Mental-LLM: Leveraging Large Language Models for Mental Health Prediction via Online Text Data
Xuhai Xu, Bingsheng Yao, Yuanzhe Dong, Saadia Gabriel, Hong Yu, James Hendler, Marzyeh Ghassemi, Anind K. Dey, Dakuo Wang
arXiv:2307.14385v4 »Full PDF »Published at Proceedings of the ACM on Interactive, Mobile, Wearable and Ubiquitous Technologies (...

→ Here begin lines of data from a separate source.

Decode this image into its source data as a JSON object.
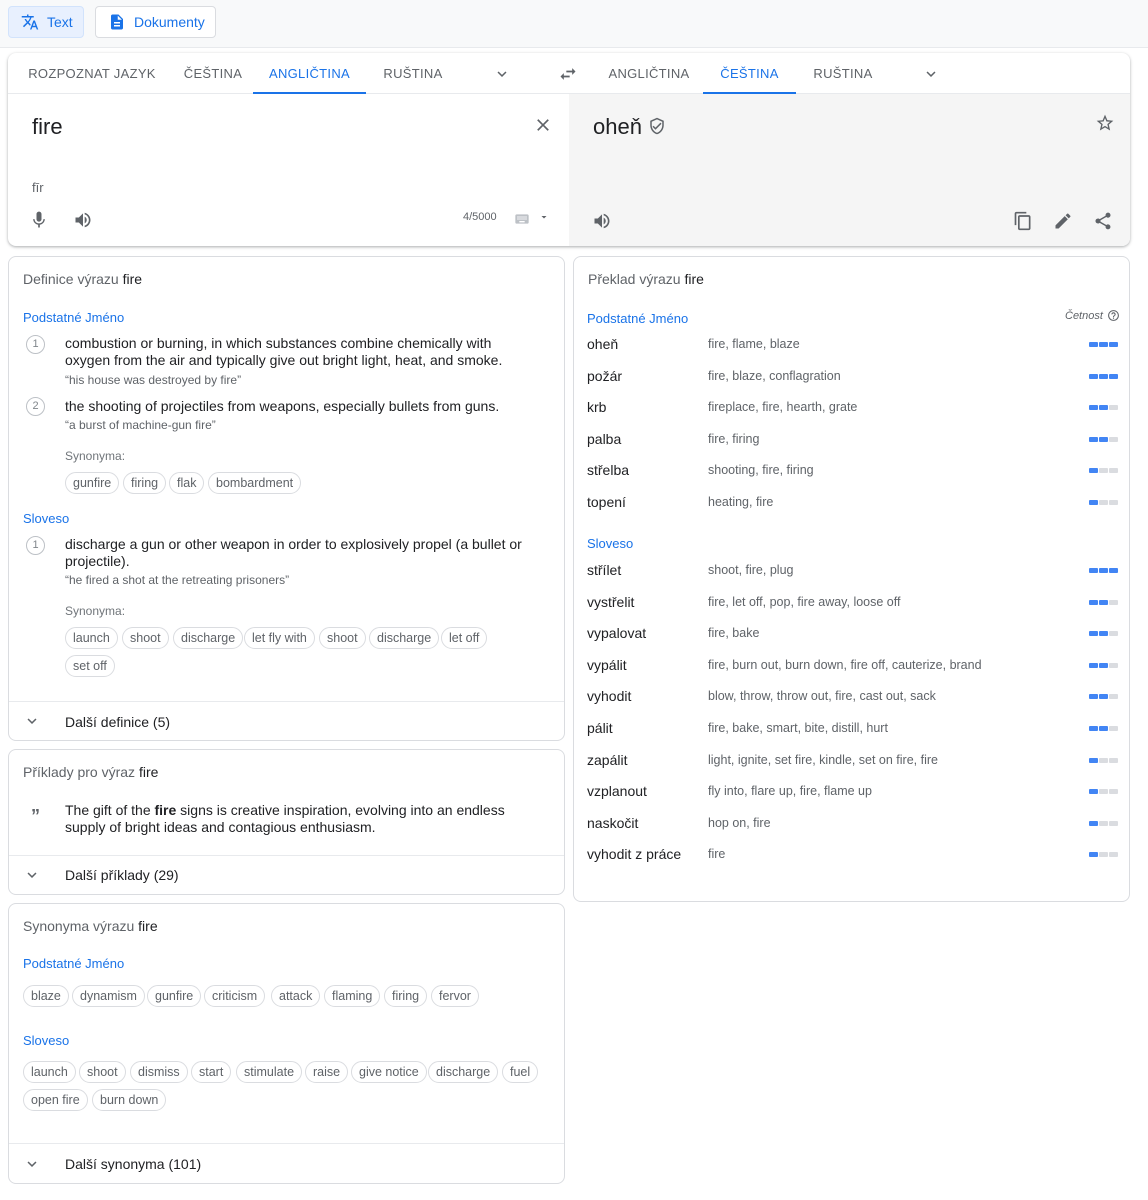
{
  "modes": {
    "text": "Text",
    "docs": "Dokumenty"
  },
  "source_langs": [
    "ROZPOZNAT JAZYK",
    "ČEŠTINA",
    "ANGLIČTINA",
    "RUŠTINA"
  ],
  "target_langs": [
    "ANGLIČTINA",
    "ČEŠTINA",
    "RUŠTINA"
  ],
  "source": {
    "text": "fire",
    "transliteration": "fīr",
    "counter": "4/5000"
  },
  "target": {
    "text": "oheň"
  },
  "definitions": {
    "title_prefix": "Definice výrazu ",
    "word": "fire",
    "noun_label": "Podstatné Jméno",
    "verb_label": "Sloveso",
    "synonyms_label": "Synonyma:",
    "noun_defs": [
      {
        "num": "1",
        "text": "combustion or burning, in which substances combine chemically with oxygen from the air and typically give out bright light, heat, and smoke.",
        "example": "“his house was destroyed by fire”"
      },
      {
        "num": "2",
        "text": "the shooting of projectiles from weapons, especially bullets from guns.",
        "example": "“a burst of machine-gun fire”"
      }
    ],
    "noun_synonyms": [
      "gunfire",
      "firing",
      "flak",
      "bombardment"
    ],
    "verb_defs": [
      {
        "num": "1",
        "text": "discharge a gun or other weapon in order to explosively propel (a bullet or projectile).",
        "example": "“he fired a shot at the retreating prisoners”"
      }
    ],
    "verb_synonyms": [
      "launch",
      "shoot",
      "discharge",
      "let fly with",
      "shoot",
      "discharge",
      "let off",
      "set off"
    ],
    "more": "Další definice (5)"
  },
  "examples": {
    "title_prefix": "Příklady pro výraz ",
    "word": "fire",
    "quote_before": "The gift of the ",
    "quote_bold": "fire",
    "quote_after": " signs is creative inspiration, evolving into an endless supply of bright ideas and contagious enthusiasm.",
    "more": "Další příklady (29)"
  },
  "synonyms": {
    "title_prefix": "Synonyma výrazu ",
    "word": "fire",
    "noun_label": "Podstatné Jméno",
    "verb_label": "Sloveso",
    "noun": [
      "blaze",
      "dynamism",
      "gunfire",
      "criticism",
      "attack",
      "flaming",
      "firing",
      "fervor"
    ],
    "verb": [
      "launch",
      "shoot",
      "dismiss",
      "start",
      "stimulate",
      "raise",
      "give notice",
      "discharge",
      "fuel",
      "open fire",
      "burn down"
    ],
    "more": "Další synonyma (101)"
  },
  "translations": {
    "title_prefix": "Překlad výrazu ",
    "word": "fire",
    "frequency_label": "Četnost",
    "noun_label": "Podstatné Jméno",
    "verb_label": "Sloveso",
    "noun": [
      {
        "word": "oheň",
        "back": "fire, flame, blaze",
        "freq": 3
      },
      {
        "word": "požár",
        "back": "fire, blaze, conflagration",
        "freq": 3
      },
      {
        "word": "krb",
        "back": "fireplace, fire, hearth, grate",
        "freq": 2
      },
      {
        "word": "palba",
        "back": "fire, firing",
        "freq": 2
      },
      {
        "word": "střelba",
        "back": "shooting, fire, firing",
        "freq": 1
      },
      {
        "word": "topení",
        "back": "heating, fire",
        "freq": 1
      }
    ],
    "verb": [
      {
        "word": "střílet",
        "back": "shoot, fire, plug",
        "freq": 3
      },
      {
        "word": "vystřelit",
        "back": "fire, let off, pop, fire away, loose off",
        "freq": 2
      },
      {
        "word": "vypalovat",
        "back": "fire, bake",
        "freq": 2
      },
      {
        "word": "vypálit",
        "back": "fire, burn out, burn down, fire off, cauterize, brand",
        "freq": 2
      },
      {
        "word": "vyhodit",
        "back": "blow, throw, throw out, fire, cast out, sack",
        "freq": 2
      },
      {
        "word": "pálit",
        "back": "fire, bake, smart, bite, distill, hurt",
        "freq": 2
      },
      {
        "word": "zapálit",
        "back": "light, ignite, set fire, kindle, set on fire, fire",
        "freq": 1
      },
      {
        "word": "vzplanout",
        "back": "fly into, flare up, fire, flame up",
        "freq": 1
      },
      {
        "word": "naskočit",
        "back": "hop on, fire",
        "freq": 1
      },
      {
        "word": "vyhodit z práce",
        "back": "fire",
        "freq": 1
      }
    ]
  }
}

Advances in large language models (LLMs) have empowered a variety of
applications. However, there is still a significant gap in research when it
comes to understanding and enhancing the capabilities of LLMs in the field of
mental health. In this work, we present a comprehensive evaluation of multiple
LLMs on various mental health prediction tasks via online text data, including
Alpaca, Alpaca-LoRA, FLAN-T5, GPT-3.5, and GPT-4. We conduct a broad range of
experiments, covering zero-shot prompting, few-shot prompting, and instruction
fine-tuning. The results indicate a promising yet limited performance of LLMs
with zero-shot and few-shot prompt designs for mental health tasks. More
importantly, our experiments show that instruction finetuning can significantly
boost the performance of LLMs for all tasks simultaneously. Our best-finetuned
models, Mental-Alpaca and Mental-FLAN-T5, outperform the best prompt design of
GPT-3.5 (25 and 15 times bigger) by 10.9% on balanced accuracy and the best of
GPT-4 (250 and 150 times bigger) by 4.8%. They further perform on par with the
state-of-the-art task-specific language model. We also conduct an exploratory
case study on LLMs' capability on mental health reasoning tasks, illustrating
the promising capability of certain models such as GPT-4. We summarize our
findings into a set of action guidelines for potential methods to enhance LLMs'
capability for mental health tasks. Meanwhile, we also emphasize the important
limitations before achieving deployability in real-world mental health
settings, such as known racial and gender bias. We highlight the important
ethical risks accompanying this line of research.